A: I do support single-payer because I think it's critical that we have one payer negotiating on behalf of the largest pool of consumers. However, there are interim steps that Oregon has taken to start moving us there, like our state-run coordinated care model.
In addition, prescription drug prices are skyrocketing and consumers — the state and individuals — need to know if we're being gouged. California and Nevada passed pharmaceutical transparency bills recently, and I'd like to consider tackling similar legislation in February.
We should also be looking at the other big cost-driver: increasing hospital costs.
Q: With daily traffic jams on I-5, I-205 and Highway 217, it's safe to say both the Multnomah and Clackamas halves of HD38 are familiar with Portland's roadway congestion problems. What do you think about the recently-passed transportation package (including plans to widen parts of I-205), and is there more the Legislature needs to do? Can HD38 residents expect these state-level efforts to lead to tangible traffic improvements in their own district?
A: The transportation package will improve the safety and condition of Oregon's roads and bridges, while also supporting thousands of jobs and helping local businesses get their goods to market.
On I-205 specifically, outdated infrastructure like the Abernethy Bridge is causing congestion and is in need of seismic upgrades. I look forward to working with regional partners to ensure that this and other important projects that impact House District 38 are prioritized.
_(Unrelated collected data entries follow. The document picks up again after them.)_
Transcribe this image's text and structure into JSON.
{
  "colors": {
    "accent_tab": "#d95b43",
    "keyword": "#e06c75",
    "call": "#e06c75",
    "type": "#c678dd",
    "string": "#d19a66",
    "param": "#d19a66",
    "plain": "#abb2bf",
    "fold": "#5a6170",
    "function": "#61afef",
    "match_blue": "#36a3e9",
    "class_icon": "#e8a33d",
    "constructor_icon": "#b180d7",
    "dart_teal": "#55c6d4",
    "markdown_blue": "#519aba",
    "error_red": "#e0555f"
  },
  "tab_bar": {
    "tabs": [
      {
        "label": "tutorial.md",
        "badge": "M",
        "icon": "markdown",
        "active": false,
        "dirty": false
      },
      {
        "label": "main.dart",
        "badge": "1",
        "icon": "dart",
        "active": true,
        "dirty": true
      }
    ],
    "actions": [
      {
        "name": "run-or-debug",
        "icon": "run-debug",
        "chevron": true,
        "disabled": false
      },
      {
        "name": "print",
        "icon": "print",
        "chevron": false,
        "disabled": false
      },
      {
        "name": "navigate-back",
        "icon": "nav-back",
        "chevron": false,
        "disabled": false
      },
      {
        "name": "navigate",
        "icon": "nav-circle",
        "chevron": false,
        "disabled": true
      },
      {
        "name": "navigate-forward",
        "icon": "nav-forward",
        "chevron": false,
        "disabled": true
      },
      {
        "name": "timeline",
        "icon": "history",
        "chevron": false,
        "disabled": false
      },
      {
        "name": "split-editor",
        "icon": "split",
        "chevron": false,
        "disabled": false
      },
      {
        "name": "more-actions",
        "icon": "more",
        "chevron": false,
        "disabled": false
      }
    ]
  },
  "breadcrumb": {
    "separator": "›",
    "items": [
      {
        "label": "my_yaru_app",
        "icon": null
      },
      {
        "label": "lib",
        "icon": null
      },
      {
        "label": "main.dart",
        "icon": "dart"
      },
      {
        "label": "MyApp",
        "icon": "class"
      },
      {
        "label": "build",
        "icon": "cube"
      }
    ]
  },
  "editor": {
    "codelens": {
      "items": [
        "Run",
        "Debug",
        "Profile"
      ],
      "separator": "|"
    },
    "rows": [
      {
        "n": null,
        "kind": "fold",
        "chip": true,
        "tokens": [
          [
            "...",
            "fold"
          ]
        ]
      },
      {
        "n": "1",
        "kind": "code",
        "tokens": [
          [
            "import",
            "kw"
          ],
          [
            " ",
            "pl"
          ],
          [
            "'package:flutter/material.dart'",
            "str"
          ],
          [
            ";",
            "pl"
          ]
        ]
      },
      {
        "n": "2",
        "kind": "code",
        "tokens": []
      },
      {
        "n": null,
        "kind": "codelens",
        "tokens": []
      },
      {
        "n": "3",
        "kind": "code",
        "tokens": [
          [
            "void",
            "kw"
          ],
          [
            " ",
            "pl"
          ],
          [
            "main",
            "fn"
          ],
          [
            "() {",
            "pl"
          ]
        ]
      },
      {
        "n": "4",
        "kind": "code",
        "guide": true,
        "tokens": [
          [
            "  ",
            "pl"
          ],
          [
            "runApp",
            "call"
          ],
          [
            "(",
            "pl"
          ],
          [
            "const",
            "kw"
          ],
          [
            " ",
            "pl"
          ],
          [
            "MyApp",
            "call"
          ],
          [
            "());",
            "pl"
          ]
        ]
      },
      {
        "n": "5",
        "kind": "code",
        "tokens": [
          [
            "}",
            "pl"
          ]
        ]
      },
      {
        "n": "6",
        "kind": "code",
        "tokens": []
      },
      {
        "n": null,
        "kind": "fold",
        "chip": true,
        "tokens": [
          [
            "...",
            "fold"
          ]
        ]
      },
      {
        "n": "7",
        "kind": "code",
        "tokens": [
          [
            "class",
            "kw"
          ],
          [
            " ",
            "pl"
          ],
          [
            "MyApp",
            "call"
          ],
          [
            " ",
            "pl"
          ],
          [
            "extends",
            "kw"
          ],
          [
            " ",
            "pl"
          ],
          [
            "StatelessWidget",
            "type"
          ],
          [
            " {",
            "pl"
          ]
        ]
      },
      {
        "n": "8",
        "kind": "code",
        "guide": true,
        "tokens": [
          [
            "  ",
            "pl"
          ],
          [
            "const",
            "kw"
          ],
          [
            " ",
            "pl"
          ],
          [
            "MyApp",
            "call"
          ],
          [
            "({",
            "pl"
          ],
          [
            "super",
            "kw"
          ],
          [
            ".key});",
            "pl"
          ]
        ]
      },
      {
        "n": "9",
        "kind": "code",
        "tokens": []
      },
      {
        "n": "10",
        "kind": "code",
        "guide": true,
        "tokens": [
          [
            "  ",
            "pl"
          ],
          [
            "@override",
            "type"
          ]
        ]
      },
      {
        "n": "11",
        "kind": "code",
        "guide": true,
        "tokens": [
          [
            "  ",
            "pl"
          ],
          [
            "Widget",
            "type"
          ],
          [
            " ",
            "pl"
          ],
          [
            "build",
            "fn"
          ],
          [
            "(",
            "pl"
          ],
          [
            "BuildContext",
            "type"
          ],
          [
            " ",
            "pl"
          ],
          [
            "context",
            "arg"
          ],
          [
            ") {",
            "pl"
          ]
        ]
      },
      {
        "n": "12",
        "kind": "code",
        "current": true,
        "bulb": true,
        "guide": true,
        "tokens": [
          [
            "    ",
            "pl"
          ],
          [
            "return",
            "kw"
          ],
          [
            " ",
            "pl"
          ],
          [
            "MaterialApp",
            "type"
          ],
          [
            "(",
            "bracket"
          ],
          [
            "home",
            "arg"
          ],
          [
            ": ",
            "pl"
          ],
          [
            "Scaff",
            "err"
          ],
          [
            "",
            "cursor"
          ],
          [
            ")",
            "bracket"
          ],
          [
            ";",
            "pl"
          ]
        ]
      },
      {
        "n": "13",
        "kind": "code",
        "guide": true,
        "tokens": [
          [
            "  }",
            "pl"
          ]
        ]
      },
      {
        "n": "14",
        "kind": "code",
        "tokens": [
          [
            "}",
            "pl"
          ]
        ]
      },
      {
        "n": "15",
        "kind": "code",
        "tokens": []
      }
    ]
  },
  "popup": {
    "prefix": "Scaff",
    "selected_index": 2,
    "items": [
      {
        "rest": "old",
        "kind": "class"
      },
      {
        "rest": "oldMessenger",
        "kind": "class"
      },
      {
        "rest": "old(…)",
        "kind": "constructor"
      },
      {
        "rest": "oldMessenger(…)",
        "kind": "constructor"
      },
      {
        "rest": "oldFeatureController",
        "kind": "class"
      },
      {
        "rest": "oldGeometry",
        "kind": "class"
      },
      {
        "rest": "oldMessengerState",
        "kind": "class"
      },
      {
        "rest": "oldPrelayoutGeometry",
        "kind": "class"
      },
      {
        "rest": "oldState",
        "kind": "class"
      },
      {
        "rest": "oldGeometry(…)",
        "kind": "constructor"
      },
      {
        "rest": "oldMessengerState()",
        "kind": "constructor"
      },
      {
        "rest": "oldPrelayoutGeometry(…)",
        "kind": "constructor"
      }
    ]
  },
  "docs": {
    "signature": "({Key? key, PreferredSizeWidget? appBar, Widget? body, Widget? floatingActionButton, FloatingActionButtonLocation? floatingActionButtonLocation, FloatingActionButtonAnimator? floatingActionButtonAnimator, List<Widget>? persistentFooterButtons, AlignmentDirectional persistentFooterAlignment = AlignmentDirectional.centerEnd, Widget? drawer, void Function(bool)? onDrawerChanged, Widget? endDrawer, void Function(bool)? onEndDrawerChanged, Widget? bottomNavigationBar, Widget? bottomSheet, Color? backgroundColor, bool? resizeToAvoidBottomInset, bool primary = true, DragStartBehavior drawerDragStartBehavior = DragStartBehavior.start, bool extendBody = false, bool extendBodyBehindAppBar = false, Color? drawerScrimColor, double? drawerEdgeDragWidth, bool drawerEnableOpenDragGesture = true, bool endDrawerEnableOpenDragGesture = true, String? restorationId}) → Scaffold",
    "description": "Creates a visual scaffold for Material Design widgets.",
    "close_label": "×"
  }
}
This transportation package also took a step in the right direction by investing in transit and safe pedestrian and bicycle access.
Q: What solutions do you see that could allow Oregon to resolve its revenue crunch? Would you support an approach in a similar vein to Measure 97 to raise more revenue? Are there necessary changes to PERS that need to be implemented before the state can recover?
A: I will look at all of the work done by the Joint Committee on Tax Reform from
the 2017 session as we consider the best proposal moving forward. The fact is, while working Oregonians pay their fair share, many corporations do not.
Oregon has long-term structural problems with its revenue system. In order to address those issues, we have to take bold action now or we will face more years of painful cuts to K-12 classrooms, higher education, health care and senior services.
On PERS, it is important that any changes we consider are fair and legal. Following previous attempts at changes to PERS benefits, the Oregon Supreme Court has drawn a clear line for what is and is not acceptable.
In the coming years, we are going to have a mass exodus of workers leaving the public workforce as baby boomers enter retirement. Public employers — including counties and cities — will have to compete with the Nikes and Intels of the world for new workers. I would hate to see state and local governments lose out on a talented workforce because they can't compete in the labor market.